As the second test, the candidate is faced with a woman, possibly a young girl, under attack by a number of male enemies. Rescue is obviously needed, and equally obviously isn't going to be easy. Again, almost any response that tries to correct the situation rather than ignoring it is acceptable. Even an all-out attack will result in the enemy fleeing in improbable terror. The victim then vanishes, possibly turning into a red-haired warrior on the way.
Finally, the candidate must ascend the side of the hill fort on which Tarthcaer stands. This is not as simple as it sounds, due to the variable geography of the area! The slope is steep and slippery: stopping for a rest means sliding back. The height the candidate has to climb is such that she will be completely exhausted just as she reaches the top. Quite simply, giving up means failure.
The group re-enact the myth of Vinga's meeting with Huraya: or possibly Vinga's return from one of her many battles to her base at Tarthcaer, if no Huraya representative is available. At the point when Vinga and her warriors return to Tarthcaer, the presiding Daughter tests her Emulate Vinga skill in order to force the ritual onto the Heroplane.
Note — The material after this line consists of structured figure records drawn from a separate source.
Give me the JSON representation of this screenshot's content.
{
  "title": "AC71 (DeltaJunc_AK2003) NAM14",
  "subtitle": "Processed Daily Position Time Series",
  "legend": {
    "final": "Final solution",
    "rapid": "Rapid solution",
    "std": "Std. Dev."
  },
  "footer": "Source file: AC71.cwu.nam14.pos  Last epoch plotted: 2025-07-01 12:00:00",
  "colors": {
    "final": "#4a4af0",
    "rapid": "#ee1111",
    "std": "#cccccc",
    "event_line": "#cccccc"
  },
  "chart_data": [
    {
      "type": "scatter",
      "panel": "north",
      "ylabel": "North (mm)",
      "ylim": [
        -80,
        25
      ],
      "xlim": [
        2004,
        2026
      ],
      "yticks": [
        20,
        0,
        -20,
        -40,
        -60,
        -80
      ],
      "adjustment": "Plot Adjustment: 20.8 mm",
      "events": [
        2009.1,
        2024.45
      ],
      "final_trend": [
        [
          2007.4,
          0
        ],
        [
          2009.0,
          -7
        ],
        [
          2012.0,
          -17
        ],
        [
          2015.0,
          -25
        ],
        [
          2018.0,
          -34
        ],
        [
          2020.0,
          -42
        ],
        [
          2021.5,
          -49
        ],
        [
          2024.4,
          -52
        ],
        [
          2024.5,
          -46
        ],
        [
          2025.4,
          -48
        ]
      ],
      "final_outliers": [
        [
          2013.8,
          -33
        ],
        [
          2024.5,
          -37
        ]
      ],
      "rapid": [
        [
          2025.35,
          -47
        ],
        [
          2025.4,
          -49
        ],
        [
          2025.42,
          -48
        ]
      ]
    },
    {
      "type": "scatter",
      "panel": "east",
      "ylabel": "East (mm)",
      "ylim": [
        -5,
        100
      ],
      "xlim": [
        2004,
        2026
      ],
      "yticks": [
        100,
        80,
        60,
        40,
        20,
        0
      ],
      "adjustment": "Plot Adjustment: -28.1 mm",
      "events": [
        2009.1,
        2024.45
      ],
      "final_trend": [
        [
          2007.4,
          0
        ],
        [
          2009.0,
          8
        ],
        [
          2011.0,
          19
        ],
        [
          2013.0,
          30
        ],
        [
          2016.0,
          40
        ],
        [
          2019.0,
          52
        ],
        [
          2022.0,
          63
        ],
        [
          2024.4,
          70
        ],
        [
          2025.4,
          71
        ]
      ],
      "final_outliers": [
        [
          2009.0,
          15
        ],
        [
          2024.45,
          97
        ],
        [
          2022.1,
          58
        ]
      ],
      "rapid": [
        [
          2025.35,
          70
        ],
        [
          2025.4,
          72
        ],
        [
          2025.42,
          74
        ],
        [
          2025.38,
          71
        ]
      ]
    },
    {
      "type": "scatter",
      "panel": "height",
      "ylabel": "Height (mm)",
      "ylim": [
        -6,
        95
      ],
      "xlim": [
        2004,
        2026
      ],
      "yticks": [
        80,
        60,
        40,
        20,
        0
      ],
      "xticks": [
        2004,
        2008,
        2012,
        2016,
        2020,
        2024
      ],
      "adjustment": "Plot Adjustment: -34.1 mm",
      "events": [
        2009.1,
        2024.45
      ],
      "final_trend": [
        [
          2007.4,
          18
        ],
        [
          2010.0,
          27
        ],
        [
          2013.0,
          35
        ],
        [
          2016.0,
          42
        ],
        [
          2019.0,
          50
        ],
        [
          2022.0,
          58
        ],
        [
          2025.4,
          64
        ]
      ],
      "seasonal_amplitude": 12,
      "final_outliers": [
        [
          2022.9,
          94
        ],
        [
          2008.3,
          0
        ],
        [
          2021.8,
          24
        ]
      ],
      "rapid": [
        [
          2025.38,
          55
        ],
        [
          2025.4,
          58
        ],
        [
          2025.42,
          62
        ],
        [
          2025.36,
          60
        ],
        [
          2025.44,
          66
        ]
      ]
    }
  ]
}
If she succeeds, she (and possibly others?) find themselves on a path from one of the battles of the Great Darkness to Tarthcaer. The extent of her success determines how far along the path they are: finding themselves still in the battle is a possibility. Criticals will land them inside the mists. A failure means nothing happens. A fumble lands them in the Great Darkness, but in totally the wrong place and with no obvious way back. This is usually fatal.
As a general principle, the only entry to Tarthcaer is through the mists, and the mists are at least partially on the HeroPlane. It is perhaps not surprising that the layout of the paths through the mists do not obey the normal laws of geography. Three paths have been described above: the easy path found by women seeking refuge, the testing path found by candidates for apprenticeship, and the path home found in the Return ritual. There is of course also a straighforward path from the trading post to the entrance, though this can be found only by initiates. What may not be entirely obvious is that these paths can interconnect. For instance, if a group of women are seeking refuge, but one of their number wishes to become a warrior, she will find the path leading to the tests, while the rest of the group find an easier way. The first two tests may happen while they are still together, perhaps requiring her to rescue the group she is with.
It has been known for an initiate returning home to find herself on the test path: perhaps she has broken her vows in some way since her last visit and needs to demonstrate her commitment once more.
The High Priestess of Tarthcaer has at times demonstrated a sensitivity to the use of the paths, being able to tell who is approaching and by what path before their arrival. It is possible that she can influence which path they find, but this has never been admitted.
When the paths split, each part of the group can see a different way forward, and will find other routes invisible to them. It may occur to players to go for the easiest route by such means as holding hands or tying themselves together. This will not work. Unseen obstacles will trip them, making them loose their grip, ropes will mysteriously untie themselves. And anyone trying such tricks will automatically be regarded as hostile from then on. All paths forwards will be closed to them, and at best, they will find themselves outside the mists again.